Bild: Boom für Importeure: Weil der Rubel fällt, kaufen viele Russen eingefü…
MOSKAU taz | Die Wechselstubeninhaber überlegten schon am Dienstagvormittag
in den sozialen Medien, wie sie den dreistelligen Rubelkurs, den sie für
den Abend erwarteten, abbilden sollten. Auf den Tafeln war eine zusätzliche
Einheit nicht vorgesehen. Ihre Erwartungen trafen ein: Die drastischen
Maßnahmen der russischen Zentralbank konnten den Rubel-Verfall nicht
aufhalten.
In der Nacht zum Dienstag hatte Russlands Notenbank den Leitzins massiv von
10,5 Prozent auf 17 Prozent angehoben. Damit sollten die Talfahrt des
Rubels und Inflationsrisiken aufgehalten werden. Zwar sprang der Rubel zum
US-Dollar am Morgen zunächst um 9 Prozent nach oben, doch diese Gewinne
schmolzen schnell dahin: Gegen 15 Uhr Ortszeit durchschlug der Rubel
bereits die magische 100-Rubel-Marke für einen Euro. Der US-Dollar kostete
nachmittags 72 Rubel.
Da am Montagnachmittag von der Intervention der Notenbank noch nichts
bekannt war, vermuten russische Beobachter, dass Präsident Wladimir Putin
kurzfristig die Anhebung des Leitzinses verfügt hatte.

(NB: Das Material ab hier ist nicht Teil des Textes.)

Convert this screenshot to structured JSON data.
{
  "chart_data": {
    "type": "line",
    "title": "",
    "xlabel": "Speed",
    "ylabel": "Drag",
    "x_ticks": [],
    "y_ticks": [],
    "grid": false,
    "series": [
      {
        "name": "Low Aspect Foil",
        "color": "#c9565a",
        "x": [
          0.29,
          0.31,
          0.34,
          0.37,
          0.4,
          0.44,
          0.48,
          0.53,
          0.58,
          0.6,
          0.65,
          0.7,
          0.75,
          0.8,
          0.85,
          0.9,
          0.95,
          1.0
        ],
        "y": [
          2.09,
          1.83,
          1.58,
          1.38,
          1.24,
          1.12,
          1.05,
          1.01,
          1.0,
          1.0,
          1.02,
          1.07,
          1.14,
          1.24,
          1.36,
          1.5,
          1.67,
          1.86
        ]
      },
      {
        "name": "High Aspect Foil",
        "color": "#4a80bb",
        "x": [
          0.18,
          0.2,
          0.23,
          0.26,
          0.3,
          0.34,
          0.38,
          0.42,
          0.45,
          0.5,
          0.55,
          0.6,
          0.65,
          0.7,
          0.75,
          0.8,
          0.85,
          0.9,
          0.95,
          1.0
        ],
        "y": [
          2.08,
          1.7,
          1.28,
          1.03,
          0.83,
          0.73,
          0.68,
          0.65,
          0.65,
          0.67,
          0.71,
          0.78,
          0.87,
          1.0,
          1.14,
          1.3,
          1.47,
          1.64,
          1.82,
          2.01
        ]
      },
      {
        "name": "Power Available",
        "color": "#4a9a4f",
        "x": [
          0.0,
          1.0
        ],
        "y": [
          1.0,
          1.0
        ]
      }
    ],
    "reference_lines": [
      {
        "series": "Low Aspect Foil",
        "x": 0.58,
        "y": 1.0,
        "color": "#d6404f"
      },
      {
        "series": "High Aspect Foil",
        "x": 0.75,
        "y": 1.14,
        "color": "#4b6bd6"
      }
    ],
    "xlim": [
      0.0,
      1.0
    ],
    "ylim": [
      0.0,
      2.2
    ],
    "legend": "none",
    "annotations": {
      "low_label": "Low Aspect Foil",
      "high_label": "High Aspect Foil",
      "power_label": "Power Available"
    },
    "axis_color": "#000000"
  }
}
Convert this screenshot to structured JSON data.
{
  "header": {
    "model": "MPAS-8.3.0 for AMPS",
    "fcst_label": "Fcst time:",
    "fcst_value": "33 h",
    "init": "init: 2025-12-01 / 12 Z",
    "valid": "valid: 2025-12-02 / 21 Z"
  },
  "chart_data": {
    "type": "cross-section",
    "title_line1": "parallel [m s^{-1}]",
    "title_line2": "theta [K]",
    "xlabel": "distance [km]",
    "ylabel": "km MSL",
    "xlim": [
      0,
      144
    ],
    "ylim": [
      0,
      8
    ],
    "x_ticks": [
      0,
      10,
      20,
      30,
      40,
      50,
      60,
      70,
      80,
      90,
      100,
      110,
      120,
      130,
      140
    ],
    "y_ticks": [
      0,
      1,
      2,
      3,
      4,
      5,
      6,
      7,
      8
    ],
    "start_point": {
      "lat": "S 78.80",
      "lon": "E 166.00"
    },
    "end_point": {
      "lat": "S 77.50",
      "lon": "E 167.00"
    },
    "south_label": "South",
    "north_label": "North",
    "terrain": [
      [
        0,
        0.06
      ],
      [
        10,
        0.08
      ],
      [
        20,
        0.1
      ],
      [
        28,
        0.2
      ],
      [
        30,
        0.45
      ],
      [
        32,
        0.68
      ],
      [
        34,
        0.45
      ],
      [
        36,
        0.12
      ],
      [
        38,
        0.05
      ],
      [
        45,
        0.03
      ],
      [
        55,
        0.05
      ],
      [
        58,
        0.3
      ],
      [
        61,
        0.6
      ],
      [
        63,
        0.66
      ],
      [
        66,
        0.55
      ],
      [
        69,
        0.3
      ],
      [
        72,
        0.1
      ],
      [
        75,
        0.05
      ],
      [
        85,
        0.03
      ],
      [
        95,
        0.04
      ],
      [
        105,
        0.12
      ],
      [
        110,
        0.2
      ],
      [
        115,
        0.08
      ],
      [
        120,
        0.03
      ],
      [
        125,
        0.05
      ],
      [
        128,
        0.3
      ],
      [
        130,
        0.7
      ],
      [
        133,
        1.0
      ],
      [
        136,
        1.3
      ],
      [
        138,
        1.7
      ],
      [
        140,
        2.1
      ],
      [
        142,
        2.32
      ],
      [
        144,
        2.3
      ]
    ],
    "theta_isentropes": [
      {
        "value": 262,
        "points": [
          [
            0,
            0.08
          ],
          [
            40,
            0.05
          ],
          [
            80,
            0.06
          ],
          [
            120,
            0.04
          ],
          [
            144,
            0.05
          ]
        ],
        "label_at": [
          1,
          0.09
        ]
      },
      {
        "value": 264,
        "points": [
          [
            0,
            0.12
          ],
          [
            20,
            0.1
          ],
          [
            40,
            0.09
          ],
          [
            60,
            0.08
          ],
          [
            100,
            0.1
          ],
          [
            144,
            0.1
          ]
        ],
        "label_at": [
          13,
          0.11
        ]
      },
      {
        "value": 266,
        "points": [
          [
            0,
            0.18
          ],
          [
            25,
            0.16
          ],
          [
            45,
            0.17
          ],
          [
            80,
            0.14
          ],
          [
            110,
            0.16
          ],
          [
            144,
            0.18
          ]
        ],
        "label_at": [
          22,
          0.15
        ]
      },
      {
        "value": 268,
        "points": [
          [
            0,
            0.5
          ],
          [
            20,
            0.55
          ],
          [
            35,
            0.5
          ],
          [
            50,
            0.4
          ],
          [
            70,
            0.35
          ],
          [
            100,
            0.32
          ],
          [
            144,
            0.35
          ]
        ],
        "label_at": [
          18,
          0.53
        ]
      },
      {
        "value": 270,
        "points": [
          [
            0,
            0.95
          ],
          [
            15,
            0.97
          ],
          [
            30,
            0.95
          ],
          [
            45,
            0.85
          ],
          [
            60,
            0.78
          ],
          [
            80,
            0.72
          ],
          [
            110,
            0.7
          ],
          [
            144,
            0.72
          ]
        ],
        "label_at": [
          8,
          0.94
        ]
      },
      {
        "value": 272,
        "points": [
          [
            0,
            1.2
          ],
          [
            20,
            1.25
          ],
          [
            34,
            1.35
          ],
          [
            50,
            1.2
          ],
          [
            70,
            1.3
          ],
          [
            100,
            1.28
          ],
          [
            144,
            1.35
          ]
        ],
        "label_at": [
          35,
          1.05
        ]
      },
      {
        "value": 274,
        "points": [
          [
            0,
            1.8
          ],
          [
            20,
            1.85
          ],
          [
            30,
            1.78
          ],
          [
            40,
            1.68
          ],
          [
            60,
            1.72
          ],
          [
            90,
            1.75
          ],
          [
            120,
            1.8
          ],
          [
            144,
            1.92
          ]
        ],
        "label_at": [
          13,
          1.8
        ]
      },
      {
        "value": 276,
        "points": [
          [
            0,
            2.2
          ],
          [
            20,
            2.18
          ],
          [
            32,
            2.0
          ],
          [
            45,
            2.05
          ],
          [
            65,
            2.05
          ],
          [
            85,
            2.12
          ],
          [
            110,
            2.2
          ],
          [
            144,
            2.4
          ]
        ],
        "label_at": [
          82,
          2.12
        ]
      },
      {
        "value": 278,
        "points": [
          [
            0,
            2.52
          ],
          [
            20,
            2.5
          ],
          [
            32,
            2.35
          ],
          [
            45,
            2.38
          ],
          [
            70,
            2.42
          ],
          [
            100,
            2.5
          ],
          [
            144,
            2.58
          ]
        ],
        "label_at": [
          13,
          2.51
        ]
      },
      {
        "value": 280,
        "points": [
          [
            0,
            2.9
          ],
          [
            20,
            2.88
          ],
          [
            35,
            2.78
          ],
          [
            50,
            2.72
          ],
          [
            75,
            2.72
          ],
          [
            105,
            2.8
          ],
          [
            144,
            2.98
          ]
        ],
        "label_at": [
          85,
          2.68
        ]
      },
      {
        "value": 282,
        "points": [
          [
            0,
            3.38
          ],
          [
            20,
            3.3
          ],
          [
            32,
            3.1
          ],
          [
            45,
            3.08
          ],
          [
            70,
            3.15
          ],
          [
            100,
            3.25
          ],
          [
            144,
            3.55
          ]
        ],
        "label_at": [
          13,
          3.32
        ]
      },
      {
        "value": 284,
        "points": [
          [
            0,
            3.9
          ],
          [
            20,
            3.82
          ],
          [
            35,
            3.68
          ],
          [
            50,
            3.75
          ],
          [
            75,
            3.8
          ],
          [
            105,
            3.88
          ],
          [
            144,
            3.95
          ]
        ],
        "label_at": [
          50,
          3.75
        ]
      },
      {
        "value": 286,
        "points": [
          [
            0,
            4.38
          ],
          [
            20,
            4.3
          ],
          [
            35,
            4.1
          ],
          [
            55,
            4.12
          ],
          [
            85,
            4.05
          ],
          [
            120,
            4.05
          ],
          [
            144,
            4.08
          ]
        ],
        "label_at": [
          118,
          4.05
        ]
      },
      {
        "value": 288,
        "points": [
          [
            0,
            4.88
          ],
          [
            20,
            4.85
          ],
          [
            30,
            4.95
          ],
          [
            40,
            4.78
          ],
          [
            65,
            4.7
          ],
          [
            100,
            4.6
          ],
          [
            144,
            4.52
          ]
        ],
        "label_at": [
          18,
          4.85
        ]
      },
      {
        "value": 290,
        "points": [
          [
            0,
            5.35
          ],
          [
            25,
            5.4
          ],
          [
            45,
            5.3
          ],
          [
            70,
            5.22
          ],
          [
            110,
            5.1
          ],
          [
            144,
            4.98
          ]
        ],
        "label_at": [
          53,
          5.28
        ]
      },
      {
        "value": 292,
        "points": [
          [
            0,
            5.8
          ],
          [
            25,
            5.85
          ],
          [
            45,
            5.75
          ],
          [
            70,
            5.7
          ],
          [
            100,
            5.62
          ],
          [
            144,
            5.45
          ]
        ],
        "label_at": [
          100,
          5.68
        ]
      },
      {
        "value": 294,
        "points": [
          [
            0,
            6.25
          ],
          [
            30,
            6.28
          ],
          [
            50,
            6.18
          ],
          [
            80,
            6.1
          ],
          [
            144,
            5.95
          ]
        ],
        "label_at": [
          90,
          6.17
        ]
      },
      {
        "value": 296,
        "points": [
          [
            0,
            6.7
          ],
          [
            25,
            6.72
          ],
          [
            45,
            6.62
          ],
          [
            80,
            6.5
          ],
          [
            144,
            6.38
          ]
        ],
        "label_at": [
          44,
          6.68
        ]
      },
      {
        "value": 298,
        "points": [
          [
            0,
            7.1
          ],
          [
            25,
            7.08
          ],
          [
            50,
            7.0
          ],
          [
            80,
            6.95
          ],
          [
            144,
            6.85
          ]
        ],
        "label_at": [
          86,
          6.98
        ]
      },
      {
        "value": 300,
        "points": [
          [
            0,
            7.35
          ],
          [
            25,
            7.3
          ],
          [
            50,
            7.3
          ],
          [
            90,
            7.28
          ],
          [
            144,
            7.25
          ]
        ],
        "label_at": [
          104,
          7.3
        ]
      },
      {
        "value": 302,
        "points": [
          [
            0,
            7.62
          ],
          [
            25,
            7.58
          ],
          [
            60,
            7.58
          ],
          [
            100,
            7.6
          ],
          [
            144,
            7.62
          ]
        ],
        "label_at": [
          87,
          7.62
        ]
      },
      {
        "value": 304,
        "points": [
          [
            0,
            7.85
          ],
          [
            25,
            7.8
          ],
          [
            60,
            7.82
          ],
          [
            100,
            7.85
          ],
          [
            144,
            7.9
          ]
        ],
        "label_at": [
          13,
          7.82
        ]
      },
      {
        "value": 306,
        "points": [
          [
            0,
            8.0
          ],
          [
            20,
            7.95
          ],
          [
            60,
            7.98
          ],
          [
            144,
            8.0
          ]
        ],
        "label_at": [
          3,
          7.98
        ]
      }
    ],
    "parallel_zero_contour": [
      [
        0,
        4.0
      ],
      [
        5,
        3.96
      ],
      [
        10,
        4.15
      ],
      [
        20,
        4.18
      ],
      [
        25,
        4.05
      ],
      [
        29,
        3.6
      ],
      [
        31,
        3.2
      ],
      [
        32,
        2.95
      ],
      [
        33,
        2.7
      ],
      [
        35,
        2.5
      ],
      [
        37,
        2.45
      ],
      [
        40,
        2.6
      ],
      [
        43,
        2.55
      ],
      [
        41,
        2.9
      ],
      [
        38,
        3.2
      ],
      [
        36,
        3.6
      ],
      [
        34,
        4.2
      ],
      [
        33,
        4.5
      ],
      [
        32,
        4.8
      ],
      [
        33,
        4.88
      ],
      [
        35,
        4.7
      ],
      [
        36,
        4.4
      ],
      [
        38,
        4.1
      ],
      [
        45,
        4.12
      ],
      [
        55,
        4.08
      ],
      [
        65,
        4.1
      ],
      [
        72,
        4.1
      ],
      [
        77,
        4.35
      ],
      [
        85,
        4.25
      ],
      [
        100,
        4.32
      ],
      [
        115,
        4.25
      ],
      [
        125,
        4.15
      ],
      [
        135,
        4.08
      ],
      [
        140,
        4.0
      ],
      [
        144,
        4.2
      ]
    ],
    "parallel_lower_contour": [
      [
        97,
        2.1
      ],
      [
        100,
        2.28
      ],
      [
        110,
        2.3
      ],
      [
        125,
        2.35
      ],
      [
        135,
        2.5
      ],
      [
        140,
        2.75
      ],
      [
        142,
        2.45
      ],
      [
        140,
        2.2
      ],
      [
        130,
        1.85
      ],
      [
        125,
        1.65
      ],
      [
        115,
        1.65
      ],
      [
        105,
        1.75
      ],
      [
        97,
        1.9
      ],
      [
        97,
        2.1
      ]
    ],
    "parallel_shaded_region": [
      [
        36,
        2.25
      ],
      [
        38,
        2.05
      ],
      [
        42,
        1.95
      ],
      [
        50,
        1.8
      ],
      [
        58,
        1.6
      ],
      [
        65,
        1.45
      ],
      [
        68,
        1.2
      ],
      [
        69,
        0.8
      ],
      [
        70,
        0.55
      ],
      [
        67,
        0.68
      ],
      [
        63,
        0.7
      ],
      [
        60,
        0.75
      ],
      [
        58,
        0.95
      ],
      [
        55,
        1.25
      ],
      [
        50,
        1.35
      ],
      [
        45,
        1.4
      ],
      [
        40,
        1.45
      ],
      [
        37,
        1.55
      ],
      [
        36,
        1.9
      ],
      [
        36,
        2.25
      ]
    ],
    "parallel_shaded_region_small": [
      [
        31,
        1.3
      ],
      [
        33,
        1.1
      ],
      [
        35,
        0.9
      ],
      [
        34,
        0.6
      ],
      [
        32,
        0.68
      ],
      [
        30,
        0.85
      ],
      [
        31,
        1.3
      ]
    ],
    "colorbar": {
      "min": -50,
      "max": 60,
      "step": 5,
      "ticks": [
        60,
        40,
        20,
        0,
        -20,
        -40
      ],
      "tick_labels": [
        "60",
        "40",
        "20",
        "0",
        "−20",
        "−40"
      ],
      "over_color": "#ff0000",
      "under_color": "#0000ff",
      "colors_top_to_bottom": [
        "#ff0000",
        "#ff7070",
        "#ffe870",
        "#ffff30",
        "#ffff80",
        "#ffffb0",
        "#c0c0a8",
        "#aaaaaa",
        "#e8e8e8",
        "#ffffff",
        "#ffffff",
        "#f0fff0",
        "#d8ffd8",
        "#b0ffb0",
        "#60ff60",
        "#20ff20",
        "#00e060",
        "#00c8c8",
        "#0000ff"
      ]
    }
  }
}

Seit Jahresbeginn hat der Rubel gegenüber dem US-Dollar mehr als 60 Prozent
und gegenüber dem Euro rund 55 Prozent an Wert eingebüßt. Finanzexperten
begrüßten die Maßnahme der Notenbank und gaben an, der Schritt sei längst
überfällig gewesen – mittlerweile jedoch auch nicht mehr ausreichend.
Kritik an der Zentralbankchefin Elwira Nabiullina war schon in den
vergangenen Wochen immer lauter geworden. Sie sagte, der Zinsschritt sei
vor allem gegen Währungsspekulanten gerichtet und solle die Inflation im
Zaum halten. Die Zentralbankerin gab sich zuversichtlich, dass sich die
Währung bald stabilisieren werde.
## Die heimische Produktion ankurbeln
Nabiullina sah im Kursverfall auch eine Chance für die heimische
Wirtschaft, sich von Importen endgültig abzukoppeln und die heimische
Produktion anzukurbeln. So lautet auch das Mantra des Kreml. Das dürfte
nicht nur aufgrund der begrenzten russischen Industrieproduktion
Schwierigkeiten bereiten, sondern auch wegen des hohen Leitzinses. Der
gefährdet die Konkurrenzfähigkeit der Wirtschaft noch zusätzlich.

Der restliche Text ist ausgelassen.